A performance-based layoff strategy relies on employee testing or evaluations to determine the efficacy of each worker, with only those scoring in the lowest percentiles, or below a predetermined standard, losing their jobs. The process may begin with a new round of employee evaluations or rely on the most recent evaluation and testing data. Before selecting individual employees or reviewing data, employers must determine their priorities and standards for selecting layoff candidates, including whether certain factors are more important than others in making final decisions.
A performance-based layoff strategy has several benefits for businesses. It removes the possibility of biased decisions or personal judgment from the layoff process. It also ensures that successful employees with excellent performance records remain with the company, regardless of their personal affiliations with managers or owners. Employees who lose their jobs are less likely to take legal action claiming wrongful termination if they know the selection is due to poor performance rather than personal characteristics. In the event of a challenge, the business will have a record of its evaluation process to provide a valid reason for the layoff.
Performance-based layoffs remove workers who are theoretically the poorest performers and least effective. However, this may remove a disproportionate number of workers from a single department or area, making it difficult for the remaining workforce to keep up with demands. Instead of instituting performance-based layoffs blindly, employers must consider how many workers each department or team can afford to lose. As with any sort of layoff, unemployment will increase and the remaining staff will likely face more challenging or stressful work.

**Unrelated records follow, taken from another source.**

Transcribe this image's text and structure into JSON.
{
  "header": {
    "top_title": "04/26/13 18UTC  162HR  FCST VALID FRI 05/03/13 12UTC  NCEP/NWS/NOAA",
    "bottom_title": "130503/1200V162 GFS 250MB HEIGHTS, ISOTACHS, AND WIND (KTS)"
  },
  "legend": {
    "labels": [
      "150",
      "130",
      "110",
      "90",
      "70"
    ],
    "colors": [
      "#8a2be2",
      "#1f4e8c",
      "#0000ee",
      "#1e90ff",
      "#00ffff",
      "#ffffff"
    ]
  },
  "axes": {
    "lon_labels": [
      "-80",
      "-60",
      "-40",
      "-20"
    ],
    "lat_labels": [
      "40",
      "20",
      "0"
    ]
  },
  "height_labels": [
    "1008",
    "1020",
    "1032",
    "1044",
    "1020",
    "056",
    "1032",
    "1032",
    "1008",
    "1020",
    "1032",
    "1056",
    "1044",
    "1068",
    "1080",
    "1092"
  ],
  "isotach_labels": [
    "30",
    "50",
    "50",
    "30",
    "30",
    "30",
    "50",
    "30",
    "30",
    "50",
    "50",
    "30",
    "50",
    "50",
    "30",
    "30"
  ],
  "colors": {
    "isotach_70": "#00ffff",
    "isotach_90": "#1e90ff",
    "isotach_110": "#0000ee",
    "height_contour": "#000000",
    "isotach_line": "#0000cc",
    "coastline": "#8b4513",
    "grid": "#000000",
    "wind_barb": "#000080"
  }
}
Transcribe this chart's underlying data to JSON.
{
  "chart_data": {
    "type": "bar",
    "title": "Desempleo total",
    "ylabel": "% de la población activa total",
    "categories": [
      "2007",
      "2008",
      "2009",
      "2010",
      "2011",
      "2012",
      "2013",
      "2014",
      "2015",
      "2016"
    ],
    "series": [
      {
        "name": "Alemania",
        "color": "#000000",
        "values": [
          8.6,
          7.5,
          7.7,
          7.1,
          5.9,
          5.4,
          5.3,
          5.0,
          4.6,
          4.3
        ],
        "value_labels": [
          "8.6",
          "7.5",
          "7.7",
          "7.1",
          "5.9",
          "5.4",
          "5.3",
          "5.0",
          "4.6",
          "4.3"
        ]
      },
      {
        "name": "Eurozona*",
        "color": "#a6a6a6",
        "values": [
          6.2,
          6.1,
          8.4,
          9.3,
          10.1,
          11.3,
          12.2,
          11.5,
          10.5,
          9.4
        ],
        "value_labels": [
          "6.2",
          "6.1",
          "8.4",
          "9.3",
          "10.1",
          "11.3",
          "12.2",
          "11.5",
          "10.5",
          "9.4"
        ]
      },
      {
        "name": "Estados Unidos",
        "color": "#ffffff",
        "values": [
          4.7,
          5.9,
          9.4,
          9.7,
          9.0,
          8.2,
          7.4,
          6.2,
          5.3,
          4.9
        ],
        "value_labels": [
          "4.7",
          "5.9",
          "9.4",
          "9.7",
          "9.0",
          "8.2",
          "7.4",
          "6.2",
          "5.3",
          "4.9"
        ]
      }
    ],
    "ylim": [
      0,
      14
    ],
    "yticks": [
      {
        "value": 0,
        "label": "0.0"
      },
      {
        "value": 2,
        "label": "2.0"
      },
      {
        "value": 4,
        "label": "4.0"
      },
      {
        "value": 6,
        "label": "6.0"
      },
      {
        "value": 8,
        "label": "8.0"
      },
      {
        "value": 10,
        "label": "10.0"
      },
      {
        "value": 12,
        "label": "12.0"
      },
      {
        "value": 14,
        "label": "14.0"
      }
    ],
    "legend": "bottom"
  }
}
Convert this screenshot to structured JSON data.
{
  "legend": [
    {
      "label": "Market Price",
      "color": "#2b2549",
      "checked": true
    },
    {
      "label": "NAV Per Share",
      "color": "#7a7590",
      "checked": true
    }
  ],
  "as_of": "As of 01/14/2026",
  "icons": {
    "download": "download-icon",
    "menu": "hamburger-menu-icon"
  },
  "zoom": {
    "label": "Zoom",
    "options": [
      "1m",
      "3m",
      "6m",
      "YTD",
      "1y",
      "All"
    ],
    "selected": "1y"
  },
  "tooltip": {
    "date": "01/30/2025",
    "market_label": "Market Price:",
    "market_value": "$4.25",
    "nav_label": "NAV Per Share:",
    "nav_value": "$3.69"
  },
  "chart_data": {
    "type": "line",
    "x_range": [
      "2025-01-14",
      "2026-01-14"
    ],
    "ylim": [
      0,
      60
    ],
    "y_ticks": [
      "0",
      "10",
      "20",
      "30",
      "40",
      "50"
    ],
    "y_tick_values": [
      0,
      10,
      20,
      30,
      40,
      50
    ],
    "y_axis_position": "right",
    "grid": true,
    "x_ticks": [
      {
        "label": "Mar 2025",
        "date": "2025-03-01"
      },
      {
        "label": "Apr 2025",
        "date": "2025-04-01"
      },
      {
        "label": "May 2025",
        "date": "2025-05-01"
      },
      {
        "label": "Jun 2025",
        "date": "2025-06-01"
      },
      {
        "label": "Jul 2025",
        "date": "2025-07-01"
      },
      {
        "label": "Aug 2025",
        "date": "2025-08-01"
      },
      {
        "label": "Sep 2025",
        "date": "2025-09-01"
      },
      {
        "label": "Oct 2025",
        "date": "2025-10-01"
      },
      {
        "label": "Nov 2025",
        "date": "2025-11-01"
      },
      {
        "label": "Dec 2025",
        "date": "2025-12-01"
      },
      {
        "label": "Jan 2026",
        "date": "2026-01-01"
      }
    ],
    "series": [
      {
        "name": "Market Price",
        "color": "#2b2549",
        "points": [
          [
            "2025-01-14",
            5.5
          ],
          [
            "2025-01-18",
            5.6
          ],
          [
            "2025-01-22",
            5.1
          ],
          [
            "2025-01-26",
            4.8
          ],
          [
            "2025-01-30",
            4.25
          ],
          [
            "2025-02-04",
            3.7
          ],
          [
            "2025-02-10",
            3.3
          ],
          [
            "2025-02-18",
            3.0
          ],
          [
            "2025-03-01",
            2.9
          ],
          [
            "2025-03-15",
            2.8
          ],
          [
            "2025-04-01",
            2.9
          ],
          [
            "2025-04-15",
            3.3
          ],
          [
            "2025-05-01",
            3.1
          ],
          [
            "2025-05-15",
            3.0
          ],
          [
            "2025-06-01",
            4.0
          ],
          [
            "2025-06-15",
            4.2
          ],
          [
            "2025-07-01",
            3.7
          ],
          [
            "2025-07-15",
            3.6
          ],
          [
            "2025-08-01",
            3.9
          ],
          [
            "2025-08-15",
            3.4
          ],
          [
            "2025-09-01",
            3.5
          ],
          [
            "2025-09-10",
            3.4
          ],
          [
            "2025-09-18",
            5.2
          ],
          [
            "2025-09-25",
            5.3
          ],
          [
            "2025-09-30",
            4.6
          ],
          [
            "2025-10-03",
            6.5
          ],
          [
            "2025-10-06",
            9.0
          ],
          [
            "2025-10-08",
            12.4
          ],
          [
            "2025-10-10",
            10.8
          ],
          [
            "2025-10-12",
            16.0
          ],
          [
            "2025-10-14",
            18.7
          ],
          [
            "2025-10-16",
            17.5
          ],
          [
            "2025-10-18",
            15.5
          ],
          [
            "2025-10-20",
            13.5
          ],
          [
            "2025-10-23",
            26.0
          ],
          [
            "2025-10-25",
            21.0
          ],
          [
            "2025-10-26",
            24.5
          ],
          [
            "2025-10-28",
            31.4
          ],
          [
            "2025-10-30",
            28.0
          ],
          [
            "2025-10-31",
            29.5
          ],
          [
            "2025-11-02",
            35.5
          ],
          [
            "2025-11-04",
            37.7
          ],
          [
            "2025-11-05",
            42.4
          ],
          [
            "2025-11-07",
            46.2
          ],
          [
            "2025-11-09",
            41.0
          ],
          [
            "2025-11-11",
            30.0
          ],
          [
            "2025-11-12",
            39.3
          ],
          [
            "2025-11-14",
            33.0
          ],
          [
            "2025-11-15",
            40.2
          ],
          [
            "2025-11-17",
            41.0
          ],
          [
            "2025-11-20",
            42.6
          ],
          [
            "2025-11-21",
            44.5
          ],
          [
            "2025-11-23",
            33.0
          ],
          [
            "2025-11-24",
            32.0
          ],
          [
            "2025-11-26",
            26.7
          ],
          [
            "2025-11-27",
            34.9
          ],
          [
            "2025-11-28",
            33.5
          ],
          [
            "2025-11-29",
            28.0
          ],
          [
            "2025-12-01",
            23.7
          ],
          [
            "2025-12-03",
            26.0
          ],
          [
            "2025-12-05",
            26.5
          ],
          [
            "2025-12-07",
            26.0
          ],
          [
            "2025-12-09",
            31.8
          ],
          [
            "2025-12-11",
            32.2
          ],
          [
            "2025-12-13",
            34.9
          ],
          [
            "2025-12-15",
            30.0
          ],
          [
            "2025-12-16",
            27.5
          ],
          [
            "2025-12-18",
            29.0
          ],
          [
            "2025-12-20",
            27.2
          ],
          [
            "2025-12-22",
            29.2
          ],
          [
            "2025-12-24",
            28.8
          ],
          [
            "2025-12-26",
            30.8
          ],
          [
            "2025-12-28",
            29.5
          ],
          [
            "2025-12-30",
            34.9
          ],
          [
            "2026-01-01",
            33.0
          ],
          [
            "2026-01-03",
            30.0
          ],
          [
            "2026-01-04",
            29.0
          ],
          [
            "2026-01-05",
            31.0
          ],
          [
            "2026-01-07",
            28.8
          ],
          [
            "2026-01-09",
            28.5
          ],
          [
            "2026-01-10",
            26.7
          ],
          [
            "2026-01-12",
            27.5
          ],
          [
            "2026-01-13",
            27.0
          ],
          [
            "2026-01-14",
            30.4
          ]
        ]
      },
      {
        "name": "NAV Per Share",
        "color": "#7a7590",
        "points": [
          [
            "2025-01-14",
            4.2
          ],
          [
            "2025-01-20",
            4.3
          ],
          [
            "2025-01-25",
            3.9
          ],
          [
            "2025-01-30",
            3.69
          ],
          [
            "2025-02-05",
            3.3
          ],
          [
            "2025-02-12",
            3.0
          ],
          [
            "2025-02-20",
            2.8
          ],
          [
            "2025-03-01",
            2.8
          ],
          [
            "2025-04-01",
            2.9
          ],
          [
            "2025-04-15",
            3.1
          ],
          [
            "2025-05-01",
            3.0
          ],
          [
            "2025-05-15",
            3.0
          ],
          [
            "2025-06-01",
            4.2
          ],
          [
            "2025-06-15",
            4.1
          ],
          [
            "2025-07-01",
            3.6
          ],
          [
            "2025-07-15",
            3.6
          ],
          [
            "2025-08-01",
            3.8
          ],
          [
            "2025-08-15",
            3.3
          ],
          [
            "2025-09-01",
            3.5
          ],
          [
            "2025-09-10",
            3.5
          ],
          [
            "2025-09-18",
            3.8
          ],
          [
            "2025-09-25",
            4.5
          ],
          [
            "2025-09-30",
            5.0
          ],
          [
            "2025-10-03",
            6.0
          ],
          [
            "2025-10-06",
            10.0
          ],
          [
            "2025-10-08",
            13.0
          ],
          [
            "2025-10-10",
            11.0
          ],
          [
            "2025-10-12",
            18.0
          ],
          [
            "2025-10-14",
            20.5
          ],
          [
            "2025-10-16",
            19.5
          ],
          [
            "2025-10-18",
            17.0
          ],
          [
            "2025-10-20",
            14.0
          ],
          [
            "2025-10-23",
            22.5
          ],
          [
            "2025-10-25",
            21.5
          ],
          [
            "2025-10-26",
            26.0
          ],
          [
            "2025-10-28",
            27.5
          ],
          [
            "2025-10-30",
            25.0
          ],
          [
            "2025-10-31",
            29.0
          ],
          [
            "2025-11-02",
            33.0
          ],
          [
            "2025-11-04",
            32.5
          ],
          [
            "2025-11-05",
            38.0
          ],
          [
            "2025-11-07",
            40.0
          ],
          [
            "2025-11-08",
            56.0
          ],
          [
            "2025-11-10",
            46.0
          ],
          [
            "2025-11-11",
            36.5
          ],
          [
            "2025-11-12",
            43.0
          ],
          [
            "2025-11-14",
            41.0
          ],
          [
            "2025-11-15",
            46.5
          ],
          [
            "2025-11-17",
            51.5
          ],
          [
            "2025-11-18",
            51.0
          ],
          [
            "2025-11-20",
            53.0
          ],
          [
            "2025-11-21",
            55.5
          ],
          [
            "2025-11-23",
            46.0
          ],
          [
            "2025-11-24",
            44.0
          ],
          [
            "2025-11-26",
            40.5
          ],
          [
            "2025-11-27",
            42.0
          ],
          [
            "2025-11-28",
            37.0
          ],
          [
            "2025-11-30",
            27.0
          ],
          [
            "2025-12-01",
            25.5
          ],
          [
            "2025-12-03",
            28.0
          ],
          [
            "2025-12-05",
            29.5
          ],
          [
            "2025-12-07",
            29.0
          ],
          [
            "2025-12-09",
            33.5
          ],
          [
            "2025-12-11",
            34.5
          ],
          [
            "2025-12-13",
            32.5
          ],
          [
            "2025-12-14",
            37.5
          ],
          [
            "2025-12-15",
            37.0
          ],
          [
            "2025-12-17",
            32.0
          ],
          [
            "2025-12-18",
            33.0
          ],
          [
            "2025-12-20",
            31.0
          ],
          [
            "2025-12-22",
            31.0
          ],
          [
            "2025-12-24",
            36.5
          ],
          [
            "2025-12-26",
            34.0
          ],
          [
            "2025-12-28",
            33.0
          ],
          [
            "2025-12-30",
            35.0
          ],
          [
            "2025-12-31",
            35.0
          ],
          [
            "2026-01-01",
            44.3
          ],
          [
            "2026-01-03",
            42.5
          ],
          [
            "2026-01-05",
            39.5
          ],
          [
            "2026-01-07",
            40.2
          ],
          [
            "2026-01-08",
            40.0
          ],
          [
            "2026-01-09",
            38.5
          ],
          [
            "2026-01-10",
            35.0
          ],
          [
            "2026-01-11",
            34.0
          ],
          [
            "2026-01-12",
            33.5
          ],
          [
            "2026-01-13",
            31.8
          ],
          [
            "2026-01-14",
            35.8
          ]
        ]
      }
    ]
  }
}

In industries where workers belong to labor unions, employers may be bound by the collective bargaining agreements they sign. These agreements can include provisions for performance-based layoffs. However, when they do, they force employers to use the employee effectiveness determinations outlined in the agreement. Owners and managers can't formulate their own performance metrics. Unions may agree to performance-based layoffs to avoid layoffs that use seniority, job title or salary as determining factors.